Chemical dispersants may affect natural communities of oil-degrading bacteria after spills

A NASA satellite image shows the spread of oil in the Gulf of Mexico after the 2010 Deepwater Horizon disaster.

Lab tests show nuanced response to application of oil dispersant chemicals

Staff Report

Lab tests suggest that more thought must be given to how dispersant chemicals are used during and after an oil spill. In some cases, the combination of dispersants and oil may actually inhibit microorganisms that can break down hydrocarbons, according to marine scientists.

“These compelling results show the naturally occurring communities of oil-degrading microorganisms, especially Marinobacter, are quite proficient at degrading oil and that oil biodegradation was more efficient in the absence of chemical dispersants,” said University of Georgia professor Samantha Joye, who has been intensively studying the effects of the Deepwater Horizon Spill for the past several years.

The study, published in the Proceedings of the National Academy of Sciences, simulated oil concentrations and dispersants concentrations observed during the Deepwater Horizon disaster.

The researchers found that the presence of dispersants significantly altered the microbial composition of Gulf deep water by promoting the growth of Colwellia, a group of microorganisms capable of dispersant degradation.

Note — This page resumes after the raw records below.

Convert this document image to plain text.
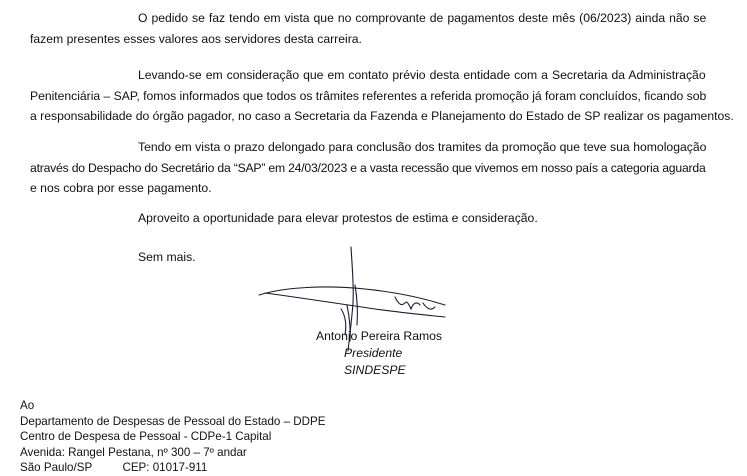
O pedido se faz tendo em vista que no comprovante de pagamentos deste mês (06/2023) ainda não se
fazem presentes esses valores aos servidores desta carreira.
Levando-se em consideração que em contato prévio desta entidade com a Secretaria da Administração
Penitenciária – SAP, fomos informados que todos os trâmites referentes a referida promoção já foram concluídos, ficando sob
a responsabilidade do órgão pagador, no caso a Secretaria da Fazenda e Planejamento do Estado de SP realizar os pagamentos.
Tendo em vista o prazo delongado para conclusão dos tramites da promoção que teve sua homologação
através do Despacho do Secretário da “SAP” em 24/03/2023 e a vasta recessão que vivemos em nosso país a categoria aguarda
e nos cobra por esse pagamento.
Aproveito a oportunidade para elevar protestos de estima e consideração.
Sem mais.
Antonio Pereira Ramos
Presidente
SINDESPE
Ao
Departamento de Despesas de Pessoal do Estado – DDPE
Centro de Despesa de Pessoal - CDPe-1 Capital
Avenida: Rangel Pestana, nº 300 – 7º andar
São Paulo/SP	CEP: 01017-911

However, when oil alone was added to parallel samples in the absence of chemical dispersants, the growth of natural hydrocarbon-degrading Marinobacter was stimulated.

“During the spill, Marinobacter were not abundant in deep-water plume samples, possibly as a consequence of dispersant applications,” said study co-author Sara Kleindienst, with the University of Tübingen, Germany. “Whether natural hydrocarbon degraders were outcompeted by dispersant degraders or whether they were directly affected by dispersant-derived compounds needs to be resolved in future studies.”

Chemical dispersants were applied in an unprecedented volume to the sea surface and deep waters of the Gulf of Mexico after the 2010 spill. As a “first line of defense,” 7 million liters (about 1.8 million gallons) of chemical dispersants were applied to increase the use and breakdown of oil compounds by microorganisms.

The uncontrolled oil well blowout released more than 750 million liters of oil into the Gulf.

“Our results showed preferential degradation and enrichment of distinct organic compounds when dispersant is used to chemically break up oil,” said study co-author Patricia Medeiros, an assistant professor of marine sciences at UGA. “In the future, it will be important to further study these compounds and possibly include them when tracking the fate of oil-dispersant mixtures in the environment.”

The study addresses fundamental questions about the use of chemical dispersants and how they affect both the oil discharge from accidents and the indigenous microbial community. This comprehensive data set, including direct measurements of oil biodegradation rates, raises concerns about whether chemical dispersants stimulate microbial oil degradation in the ocean.

“The fact that dispersants drove distinct microbial community shifts that impacted oil degradation efficiently came as a big surprise,” Joye said. “It is critical to quantify the factors that influence the efficiency of oil biodegradation in the environment, and that includes dispersants.”

This research was supported by the Ecosystem Impact of Oil and Gas Inputs to the Gulf (ECOGIG) research consortium, which is funded by the Gulf of Mexico Research Initiative.